I also mourn for the many children who didn’t have the benefit of wonderful families like mine. As a teacher I see kids who have one parent or no parent, they are neglected, can’t read, aren’t sure where dinner is coming from and I know they are most likely destined to perpetuate their own misery because they don’t know any better. I can help one or two here or there, but there are times I allow the desperation of the millions of kids I can’t help overwhelm me.
It also seems like every time I drive anywhere I am surrounded my homeless people holding cardboard signs. They are staked out at every exit at the grocery store, they have the freeway exits covered and I see tents downtown where folks are calling medians and underpasses home. I have seen the documentaries about people who live this way and make thousands of dollars a year pan handling, I have personally offered employment to some who turned me down cold, and I wonder how to help them. I am not willing to hand a $5 bill to every person on the street. First, it would bankrupt me, and second, the story of giving a man a fish versus teaching him to fish keeps running through my mind.
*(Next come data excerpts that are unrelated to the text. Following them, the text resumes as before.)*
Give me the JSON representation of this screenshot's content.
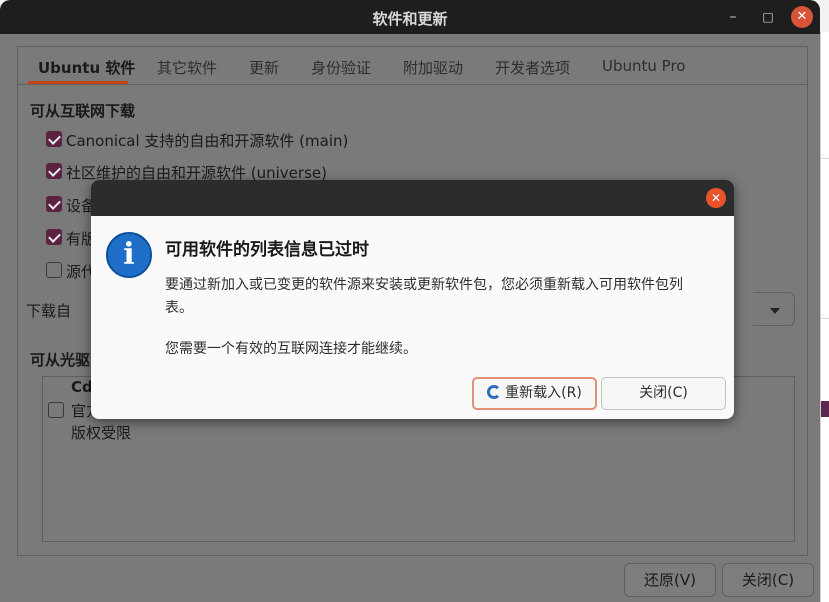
{
  "window": {
    "title": "软件和更新",
    "minimize": "–",
    "maximize": "□",
    "close": "✕"
  },
  "tabs": [
    {
      "label": "Ubuntu 软件",
      "active": true
    },
    {
      "label": "其它软件"
    },
    {
      "label": "更新"
    },
    {
      "label": "身份验证"
    },
    {
      "label": "附加驱动"
    },
    {
      "label": "开发者选项"
    },
    {
      "label": "Ubuntu Pro"
    }
  ],
  "internet_section": {
    "heading": "可从互联网下载",
    "items": [
      {
        "label": "Canonical 支持的自由和开源软件 (main)",
        "checked": true
      },
      {
        "label": "社区维护的自由和开源软件 (universe)",
        "checked": true
      },
      {
        "label": "设备",
        "checked": true
      },
      {
        "label": "有版",
        "checked": true
      },
      {
        "label": "源代",
        "checked": false
      }
    ],
    "download_from_label": "下载自"
  },
  "cdrom_section": {
    "heading": "可从光驱",
    "item_title": "Cd",
    "item_line2": "官方",
    "item_line3": "版权受限",
    "checked": false
  },
  "footer": {
    "revert_label": "还原(V)",
    "close_label": "关闭(C)"
  },
  "dialog": {
    "close": "✕",
    "icon": "i",
    "title": "可用软件的列表信息已过时",
    "body_line1": "要通过新加入或已变更的软件源来安装或更新软件包，您必须重新载入可用软件包列",
    "body_line2": "表。",
    "body_line3": "您需要一个有效的互联网连接才能继续。",
    "reload_label": "重新载入(R)",
    "close_label": "关闭(C)"
  },
  "colors": {
    "accent": "#c34113",
    "checkbox": "#5b2241",
    "close_button": "#d85439",
    "info_icon": "#1f6fc8"
  }
}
I can’t stop forest fires, I can’t feed every hungry person and I can’t miraculously provide great parents to every kid who comes to every neglected child. Should I just shrug my shoulders and not even try?
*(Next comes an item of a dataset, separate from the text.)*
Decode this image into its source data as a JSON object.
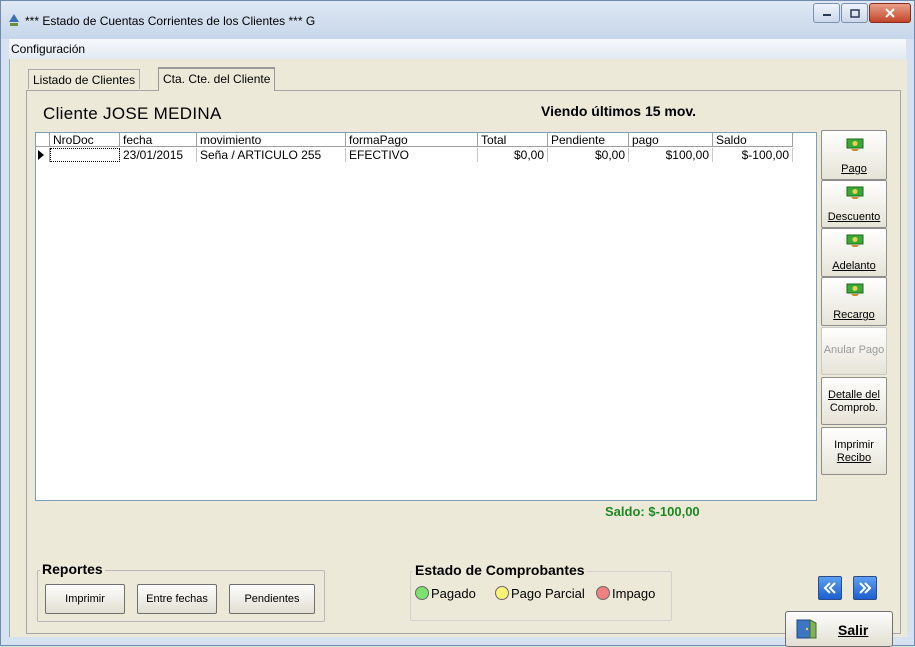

I refuse to allow the preponderance of problems facing the world rob me of my determination to helps wherever I can. I can’t help millions of children, but I can make a difference with those who come across my path. I can be the best parent I can be to my own child and therefore give her a foundation of empathy and caring from which to approach the world around her. I can’t fight every forest fire, but I can donate to and vote for political candidates who prioritize combating climate change and infrastructure. What’s more, I can go about my day being kind, offering a smile even when it isn’t returned, and just trying to be a positive force in the world.
If we all practice simple kindness, empathy, maybe even a little patience with each other, we can all make this a better world together. If we vote for leaders who show these qualities they may, by extension, work towards making the world a better place. These simple act of awareness might not seem like much, but they are better than the alternative. Giving in to despair and hopelessness simply is not an option.
One thought on “America Suffering From Cruelty Sickness?”
Twenty years ago it was called “compassion fatigue”. Hang in there.